Она отняла трубку от уха и нажала на красную кнопку. Уже готова была бросить телефон в сумку, но вспомнила. Удалить исходящий звонок. Она знала, как пользоваться техникой: ее в норе было предостаточно.
Руки тряслись, и девочка едва не выронила телефон из рук, но удержала. Теперь всё. Другого шанса, скорее всего, не будет. Она хотела услышать голос майора, только он знал о мальчике из пузыря.
Алиса быстро поднялась наверх и проскользнула под одеяло. Грязная зима, грязный мир, грязная комната. И вся жизнь представлялась ей грязной. Спустя несколько минут внизу послышался шум. Она вернулась. Оставалось только надеяться, что ведьма сегодня не придет. Ребра еще болели, но дышать уже не мешали. Внизу раздались тяжелые шаги. Они приближались. Всё отчетливее, звучнее. Теперь шаги уже были на лестнице.
Притворись, что спишь, как делала этот много раз.
Девочка закрыла глаза, вспомнила о лунных кроликах. Сердце успокоилось, дыхание стало ровным. Тень опустилась над ее кроватью.
Сон быстро окутал ее туманом, так что Алиса не чувствовала, как над ее ухом нагнулась фигура и прошептала:
– Сдохни, тварь. Сдохни!
Алиса убегала с лунными кроликами, пряталась в их маленькие норы. Теперь она знала правду о них.
Это мы. Мы катались на желтом велосипеде с кроликами. Катались на Луне…
2.
В школе пахло мелом и мокрыми тряпками, которыми мыли пол уборщицы во время почти каждого урока. Теперь Алиса вставала утром, садилась в машину и уезжала из своего плена на полдня. Ей разрешили не носить школьную форму, разрешили опаздывать и даже по собственному желанию покидать школу. Но только в сопровождении матери.
В первый день ее плечи и голова тряслись от страха, она не могла произнести ни слова – ну, точно умалишенная! Все вокруг знали, кто она. Жертва педофила, садиста, державшего ее в плену целых двенадцать лет. Снисходительные улыбки и шепот за спиной. У нее был слишком острый слух. Но слабое зрение. Так что она не всегда могла видеть взгляды, сопровождавшие ее тонкую фигуру в мешковатой байке и штанах.
Алиса знала, что теперь не обязательно прятаться от солнца. Чужие взгляды испепеляли намного сильнее.
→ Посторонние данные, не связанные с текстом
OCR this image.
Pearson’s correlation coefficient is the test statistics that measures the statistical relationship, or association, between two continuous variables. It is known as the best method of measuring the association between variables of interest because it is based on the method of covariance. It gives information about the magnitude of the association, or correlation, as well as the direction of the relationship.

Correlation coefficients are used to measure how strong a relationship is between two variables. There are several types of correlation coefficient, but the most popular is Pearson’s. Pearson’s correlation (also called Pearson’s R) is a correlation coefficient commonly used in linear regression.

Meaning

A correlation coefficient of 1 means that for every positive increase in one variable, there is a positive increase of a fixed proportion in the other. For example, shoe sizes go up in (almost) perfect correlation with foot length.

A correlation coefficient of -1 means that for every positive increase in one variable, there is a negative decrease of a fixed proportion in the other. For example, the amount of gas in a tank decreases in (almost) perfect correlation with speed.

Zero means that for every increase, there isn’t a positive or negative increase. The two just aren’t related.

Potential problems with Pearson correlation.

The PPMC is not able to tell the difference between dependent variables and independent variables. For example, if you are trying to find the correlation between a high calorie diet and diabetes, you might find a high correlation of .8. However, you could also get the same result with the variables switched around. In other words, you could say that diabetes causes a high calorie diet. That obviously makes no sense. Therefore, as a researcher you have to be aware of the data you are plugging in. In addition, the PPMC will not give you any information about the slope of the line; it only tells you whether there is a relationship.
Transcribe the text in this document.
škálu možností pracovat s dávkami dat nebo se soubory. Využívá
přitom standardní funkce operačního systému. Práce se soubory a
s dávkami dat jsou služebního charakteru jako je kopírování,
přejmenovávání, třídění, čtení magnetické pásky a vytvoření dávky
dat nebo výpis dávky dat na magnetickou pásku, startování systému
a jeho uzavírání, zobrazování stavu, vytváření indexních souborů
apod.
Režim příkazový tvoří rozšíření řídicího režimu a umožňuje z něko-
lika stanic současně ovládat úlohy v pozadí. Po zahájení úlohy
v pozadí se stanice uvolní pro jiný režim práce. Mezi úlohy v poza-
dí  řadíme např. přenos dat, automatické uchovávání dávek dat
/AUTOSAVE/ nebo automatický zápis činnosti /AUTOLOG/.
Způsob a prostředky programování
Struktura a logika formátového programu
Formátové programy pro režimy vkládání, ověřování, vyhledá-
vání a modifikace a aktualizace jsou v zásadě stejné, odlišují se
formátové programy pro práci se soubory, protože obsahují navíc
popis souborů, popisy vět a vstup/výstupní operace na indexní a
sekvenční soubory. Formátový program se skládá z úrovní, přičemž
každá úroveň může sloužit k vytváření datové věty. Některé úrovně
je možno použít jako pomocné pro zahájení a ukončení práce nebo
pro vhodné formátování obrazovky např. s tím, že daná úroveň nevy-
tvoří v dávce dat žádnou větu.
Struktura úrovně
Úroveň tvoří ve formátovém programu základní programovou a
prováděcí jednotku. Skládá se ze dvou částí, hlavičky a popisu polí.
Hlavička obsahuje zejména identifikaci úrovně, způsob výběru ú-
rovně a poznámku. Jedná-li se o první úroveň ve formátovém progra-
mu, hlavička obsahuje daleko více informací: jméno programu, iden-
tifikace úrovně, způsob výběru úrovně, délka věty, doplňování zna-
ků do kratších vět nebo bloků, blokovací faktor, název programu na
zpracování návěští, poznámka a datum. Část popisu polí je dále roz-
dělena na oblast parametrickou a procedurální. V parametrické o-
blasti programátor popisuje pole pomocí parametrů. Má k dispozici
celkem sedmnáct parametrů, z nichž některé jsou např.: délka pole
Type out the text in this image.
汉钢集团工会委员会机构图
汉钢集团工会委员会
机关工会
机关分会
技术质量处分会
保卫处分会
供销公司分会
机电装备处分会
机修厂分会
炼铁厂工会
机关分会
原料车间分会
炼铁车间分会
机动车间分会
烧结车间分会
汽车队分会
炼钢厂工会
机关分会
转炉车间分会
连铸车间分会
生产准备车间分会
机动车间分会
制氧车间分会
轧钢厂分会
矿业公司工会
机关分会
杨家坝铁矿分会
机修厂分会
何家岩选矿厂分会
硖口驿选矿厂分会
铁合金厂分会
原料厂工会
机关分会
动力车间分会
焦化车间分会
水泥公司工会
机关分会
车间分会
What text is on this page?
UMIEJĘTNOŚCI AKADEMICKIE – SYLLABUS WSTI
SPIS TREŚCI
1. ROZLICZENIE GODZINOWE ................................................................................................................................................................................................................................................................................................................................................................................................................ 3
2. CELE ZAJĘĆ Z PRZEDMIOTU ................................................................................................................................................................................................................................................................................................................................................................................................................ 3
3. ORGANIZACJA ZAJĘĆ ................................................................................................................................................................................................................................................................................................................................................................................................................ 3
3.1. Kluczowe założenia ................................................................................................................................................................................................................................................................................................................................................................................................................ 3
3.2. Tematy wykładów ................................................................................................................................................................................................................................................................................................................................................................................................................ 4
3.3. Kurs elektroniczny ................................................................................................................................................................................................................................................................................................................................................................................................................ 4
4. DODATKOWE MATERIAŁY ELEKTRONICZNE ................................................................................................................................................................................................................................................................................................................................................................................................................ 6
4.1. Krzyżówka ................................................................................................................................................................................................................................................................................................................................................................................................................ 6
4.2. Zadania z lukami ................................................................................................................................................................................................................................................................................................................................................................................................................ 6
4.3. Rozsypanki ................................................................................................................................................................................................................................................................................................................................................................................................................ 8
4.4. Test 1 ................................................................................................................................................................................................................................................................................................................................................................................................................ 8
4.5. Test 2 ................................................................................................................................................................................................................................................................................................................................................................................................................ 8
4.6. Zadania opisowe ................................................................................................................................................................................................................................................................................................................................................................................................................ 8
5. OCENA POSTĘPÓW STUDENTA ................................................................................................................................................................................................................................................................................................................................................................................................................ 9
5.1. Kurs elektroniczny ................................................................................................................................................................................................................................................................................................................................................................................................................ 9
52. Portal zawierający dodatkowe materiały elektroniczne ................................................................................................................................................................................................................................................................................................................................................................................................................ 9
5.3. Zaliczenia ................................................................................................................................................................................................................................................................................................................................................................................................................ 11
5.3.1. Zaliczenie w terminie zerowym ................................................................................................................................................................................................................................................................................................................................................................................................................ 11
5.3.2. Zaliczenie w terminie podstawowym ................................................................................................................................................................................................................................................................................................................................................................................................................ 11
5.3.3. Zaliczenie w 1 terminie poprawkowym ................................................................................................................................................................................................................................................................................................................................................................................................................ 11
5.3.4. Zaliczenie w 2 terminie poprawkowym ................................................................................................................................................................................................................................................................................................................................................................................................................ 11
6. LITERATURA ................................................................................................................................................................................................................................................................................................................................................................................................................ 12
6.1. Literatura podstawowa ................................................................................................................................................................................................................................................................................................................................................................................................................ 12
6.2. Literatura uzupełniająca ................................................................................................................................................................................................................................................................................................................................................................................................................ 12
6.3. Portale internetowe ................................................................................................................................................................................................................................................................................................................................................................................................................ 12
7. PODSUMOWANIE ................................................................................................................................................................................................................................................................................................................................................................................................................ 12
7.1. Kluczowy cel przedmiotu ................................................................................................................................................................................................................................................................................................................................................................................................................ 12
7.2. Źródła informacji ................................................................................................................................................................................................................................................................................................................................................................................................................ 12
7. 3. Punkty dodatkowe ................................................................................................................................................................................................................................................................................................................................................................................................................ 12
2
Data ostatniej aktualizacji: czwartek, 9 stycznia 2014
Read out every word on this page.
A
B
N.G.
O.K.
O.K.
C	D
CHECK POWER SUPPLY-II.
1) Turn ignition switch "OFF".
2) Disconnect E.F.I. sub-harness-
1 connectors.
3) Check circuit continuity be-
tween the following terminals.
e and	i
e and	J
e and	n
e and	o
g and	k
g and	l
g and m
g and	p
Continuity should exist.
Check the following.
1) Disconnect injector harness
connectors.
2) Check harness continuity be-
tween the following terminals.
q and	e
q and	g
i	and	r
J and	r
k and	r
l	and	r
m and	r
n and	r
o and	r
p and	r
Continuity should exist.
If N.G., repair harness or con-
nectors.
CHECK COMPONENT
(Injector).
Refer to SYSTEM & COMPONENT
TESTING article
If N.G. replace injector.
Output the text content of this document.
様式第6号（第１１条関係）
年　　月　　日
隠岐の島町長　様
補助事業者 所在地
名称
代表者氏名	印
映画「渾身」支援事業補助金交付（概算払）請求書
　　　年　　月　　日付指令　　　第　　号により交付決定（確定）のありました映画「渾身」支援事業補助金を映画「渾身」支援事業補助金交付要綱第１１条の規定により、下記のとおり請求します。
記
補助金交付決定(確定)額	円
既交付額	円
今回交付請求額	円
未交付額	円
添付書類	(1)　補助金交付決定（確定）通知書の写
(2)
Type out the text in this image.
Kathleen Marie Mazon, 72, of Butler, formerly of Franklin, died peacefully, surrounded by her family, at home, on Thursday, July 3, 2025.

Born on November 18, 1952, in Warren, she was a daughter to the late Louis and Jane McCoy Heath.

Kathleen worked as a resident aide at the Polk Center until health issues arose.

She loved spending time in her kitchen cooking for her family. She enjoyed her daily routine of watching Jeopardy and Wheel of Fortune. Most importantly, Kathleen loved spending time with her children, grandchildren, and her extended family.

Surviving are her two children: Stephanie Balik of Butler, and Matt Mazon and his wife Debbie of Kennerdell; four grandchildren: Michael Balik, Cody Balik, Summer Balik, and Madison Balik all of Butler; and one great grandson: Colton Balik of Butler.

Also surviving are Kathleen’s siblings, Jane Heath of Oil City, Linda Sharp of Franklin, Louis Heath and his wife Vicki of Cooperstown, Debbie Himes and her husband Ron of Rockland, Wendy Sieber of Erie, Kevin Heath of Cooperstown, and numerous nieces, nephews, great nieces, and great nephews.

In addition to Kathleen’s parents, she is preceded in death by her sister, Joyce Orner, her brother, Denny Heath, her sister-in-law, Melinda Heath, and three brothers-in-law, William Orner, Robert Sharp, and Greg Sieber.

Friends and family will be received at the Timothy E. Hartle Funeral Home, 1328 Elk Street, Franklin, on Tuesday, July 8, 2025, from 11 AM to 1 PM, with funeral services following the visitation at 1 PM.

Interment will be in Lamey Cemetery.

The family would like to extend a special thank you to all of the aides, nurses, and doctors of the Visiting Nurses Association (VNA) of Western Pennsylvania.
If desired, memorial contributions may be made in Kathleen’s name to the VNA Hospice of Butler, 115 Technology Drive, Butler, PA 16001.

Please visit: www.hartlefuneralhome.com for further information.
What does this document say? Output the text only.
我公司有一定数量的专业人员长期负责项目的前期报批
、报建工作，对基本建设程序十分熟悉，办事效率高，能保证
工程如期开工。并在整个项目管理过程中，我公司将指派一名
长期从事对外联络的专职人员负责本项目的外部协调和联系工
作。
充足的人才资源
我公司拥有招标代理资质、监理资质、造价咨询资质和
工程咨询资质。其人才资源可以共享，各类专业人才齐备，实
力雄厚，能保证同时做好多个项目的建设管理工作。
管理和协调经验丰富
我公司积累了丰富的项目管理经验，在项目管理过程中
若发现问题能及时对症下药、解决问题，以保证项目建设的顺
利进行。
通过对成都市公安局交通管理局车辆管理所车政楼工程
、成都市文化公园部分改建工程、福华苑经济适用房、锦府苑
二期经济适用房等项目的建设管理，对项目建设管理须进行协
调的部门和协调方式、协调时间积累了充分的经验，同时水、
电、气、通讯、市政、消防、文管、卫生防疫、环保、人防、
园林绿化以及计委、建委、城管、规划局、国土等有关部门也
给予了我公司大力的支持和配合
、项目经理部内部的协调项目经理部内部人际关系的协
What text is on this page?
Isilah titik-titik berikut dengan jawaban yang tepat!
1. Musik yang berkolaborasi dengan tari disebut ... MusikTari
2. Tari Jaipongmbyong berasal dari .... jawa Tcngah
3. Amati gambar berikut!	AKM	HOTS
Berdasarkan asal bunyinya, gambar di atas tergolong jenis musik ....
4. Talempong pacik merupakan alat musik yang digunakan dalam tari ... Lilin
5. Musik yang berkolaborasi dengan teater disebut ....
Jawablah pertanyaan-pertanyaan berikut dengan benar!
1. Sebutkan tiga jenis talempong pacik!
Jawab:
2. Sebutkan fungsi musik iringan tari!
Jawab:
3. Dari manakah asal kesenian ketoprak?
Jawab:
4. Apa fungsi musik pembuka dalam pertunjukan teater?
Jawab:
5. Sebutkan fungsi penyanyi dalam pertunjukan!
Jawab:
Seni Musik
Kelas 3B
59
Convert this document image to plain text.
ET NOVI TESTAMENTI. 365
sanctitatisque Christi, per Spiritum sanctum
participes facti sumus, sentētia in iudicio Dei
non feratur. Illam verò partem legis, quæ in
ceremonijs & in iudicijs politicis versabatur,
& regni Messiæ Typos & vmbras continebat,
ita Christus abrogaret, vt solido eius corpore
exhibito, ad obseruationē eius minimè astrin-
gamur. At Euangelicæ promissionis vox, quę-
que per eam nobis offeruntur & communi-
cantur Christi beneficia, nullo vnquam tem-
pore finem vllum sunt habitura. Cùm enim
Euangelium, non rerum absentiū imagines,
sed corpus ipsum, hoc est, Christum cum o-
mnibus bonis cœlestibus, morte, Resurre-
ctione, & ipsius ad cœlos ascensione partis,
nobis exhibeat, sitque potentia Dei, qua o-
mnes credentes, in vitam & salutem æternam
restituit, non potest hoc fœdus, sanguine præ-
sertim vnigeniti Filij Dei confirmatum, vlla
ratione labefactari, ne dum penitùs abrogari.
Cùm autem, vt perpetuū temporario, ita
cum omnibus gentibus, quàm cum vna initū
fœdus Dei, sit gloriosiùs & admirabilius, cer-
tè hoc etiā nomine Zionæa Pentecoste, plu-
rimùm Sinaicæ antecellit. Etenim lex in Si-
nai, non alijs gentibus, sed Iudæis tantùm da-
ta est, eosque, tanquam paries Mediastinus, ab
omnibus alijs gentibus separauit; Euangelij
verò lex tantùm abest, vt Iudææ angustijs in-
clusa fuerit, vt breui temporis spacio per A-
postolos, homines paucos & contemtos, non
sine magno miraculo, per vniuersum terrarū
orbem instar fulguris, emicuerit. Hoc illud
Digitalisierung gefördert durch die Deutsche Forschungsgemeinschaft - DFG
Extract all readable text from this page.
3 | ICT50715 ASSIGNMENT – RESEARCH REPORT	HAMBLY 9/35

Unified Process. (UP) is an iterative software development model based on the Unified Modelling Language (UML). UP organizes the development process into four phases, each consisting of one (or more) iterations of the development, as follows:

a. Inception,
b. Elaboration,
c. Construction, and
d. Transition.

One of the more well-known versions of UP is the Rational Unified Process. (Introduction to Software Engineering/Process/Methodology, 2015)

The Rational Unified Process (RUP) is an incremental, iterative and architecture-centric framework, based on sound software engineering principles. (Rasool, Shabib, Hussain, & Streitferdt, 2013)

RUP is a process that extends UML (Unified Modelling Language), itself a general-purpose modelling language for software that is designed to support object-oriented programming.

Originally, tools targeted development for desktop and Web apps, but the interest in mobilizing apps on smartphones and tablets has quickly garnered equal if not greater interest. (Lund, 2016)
Она, восемнадцатилетняя девушка, сидела в одном классе с одиннадцатилетними недоучками, будто свалившийся с Луны мертвый груз. Парты были маленькими, кабинеты узкими. Но классный руководитель, женщина лет тридцати, Алисе нравилась. Наталья Кирилловна была похожа на симпатичную актрису со светло-русыми волосами и заразительной улыбкой. Она преподавала английский язык, и сама показала Алисе всю школу.
– Скажи, как зовет тебя мама? Алисочка? Или, может…
Тут Наталья запнулась, зная, как на самом деле звали девочку от рождения.
– Она… – солгать или сказать правду?
Солги…
Скажи правду!
Все здесь лгут.
Но ты не «все»…
– Она зовет меня «эй, ты» или «эта девка», – призналась Алиса.
Улыбка на лице Натальи померкла, как будто небо заволокло тучами.
– Не может быть такого.
Видишь? Здесь никто тебе не поверит. Возвращайся в нору.
– Я буду звать тебя Алисочка, хорошо? – улыбка снова засияла на лице Натальи, но глаза остались такими же мрачными и туманными.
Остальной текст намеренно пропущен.